So I had a little bit of time between things to try out discovering which of my pages are potentially visible at any given time when moving around in my test scene (imported from quake 4).
At first I was amazed, my 1.5gb virtual texture file had reduced to about 50mb! I wanted to tell the world!
But no, that was a bug. Crap.
(Good thing I double checked!!)
When I got it working properly, it only removed 9 pages :(
It took about 5 minutes to process the entire Quake 4 level, 2 minutes to create the virtual texture file.
That said, in my current implementation I'm reusing the pages across surfaces, although they're still unique on the GPU side of things (so decals can still be added in the virtual texture), so it might be a bigger improvement when all pages are unique. Besides that I used the gathered information to sort all the pages according to locality and it helped reduce latency when loading the pages.
Considering that I'm reusing pages (hell, even the texture coordinates are created carefully as to maximize reusing the pages) I'm actually surprised that I only managed to get rid of 9 pages. I guess a lot of the 'reusing the pages' idea gets wasted when pages are combined into higher MIPs, which automatically makes them less unique. It would be better to store the lower resolution pages, that make up the lower resolution MIPs, separately. That way the virtual texture file could never be larger than the combined source textures. It would also allow more fine sorting (of sub-pages) and allow us to downscale higher resolution pages into a MIP, and hopefully removing the necessity to loading some pages. But it all gets awfully complicated real quick.
And I'm not sure how much that would help with true unique texturing.

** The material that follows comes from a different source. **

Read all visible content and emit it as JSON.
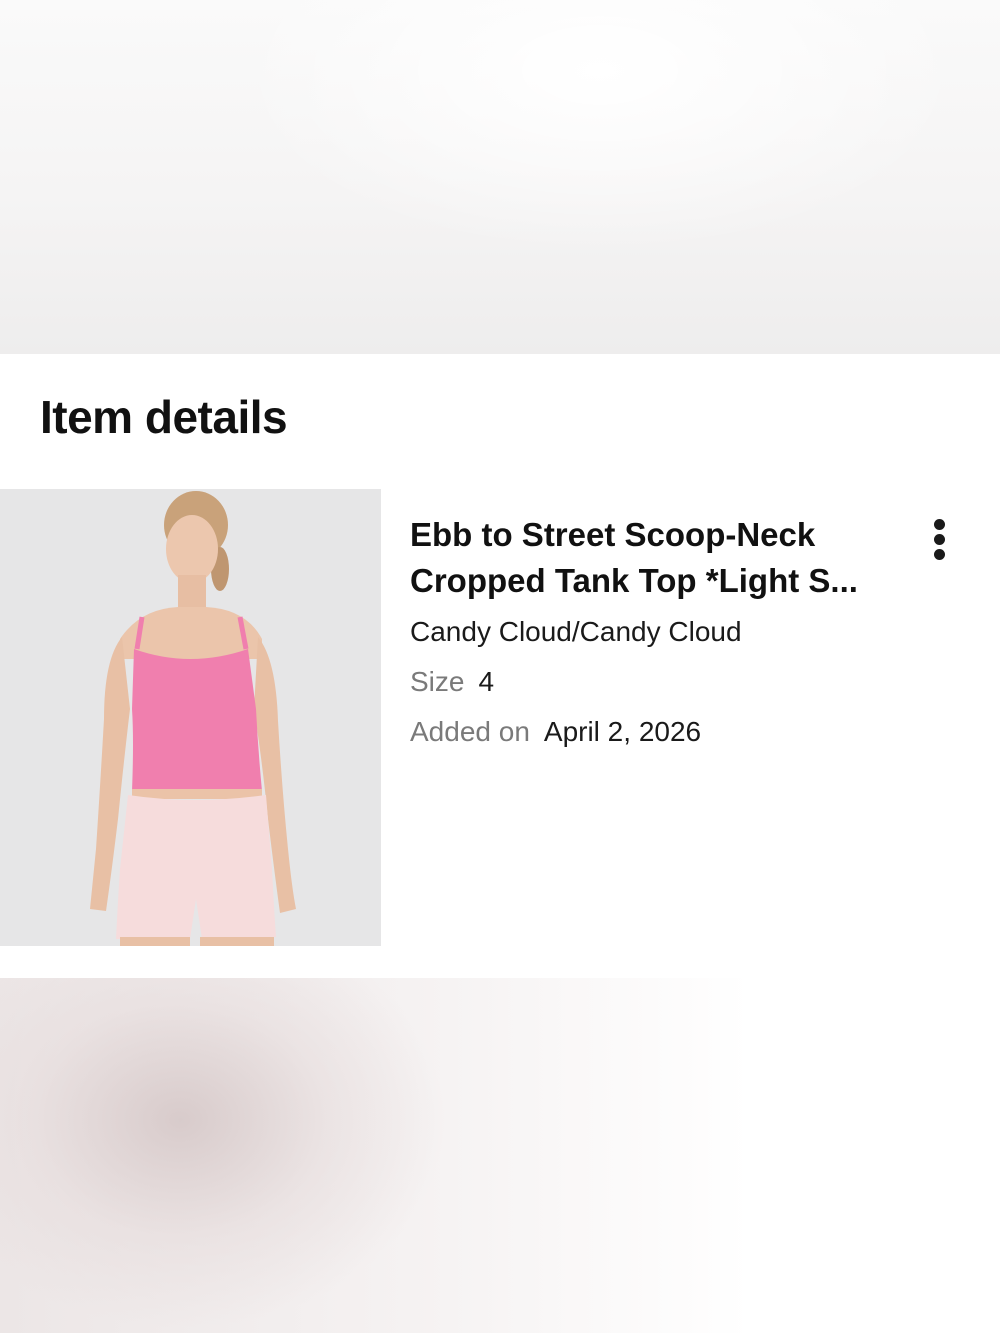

The quake 4 levels are really worst cases for virtual texturing considering that the  texture placement is made to minimize the number of textures in the level, not so much minimizing texture area and not worrying about the source of the texture. So many tiny pieces of geometry are rendered with unique pages, which could all be combined into single surfaces. So I really should try to either combine all the surfaces and re-project the textures onto them, or create geometry from scratch with a more virtual texture friendly texture layout.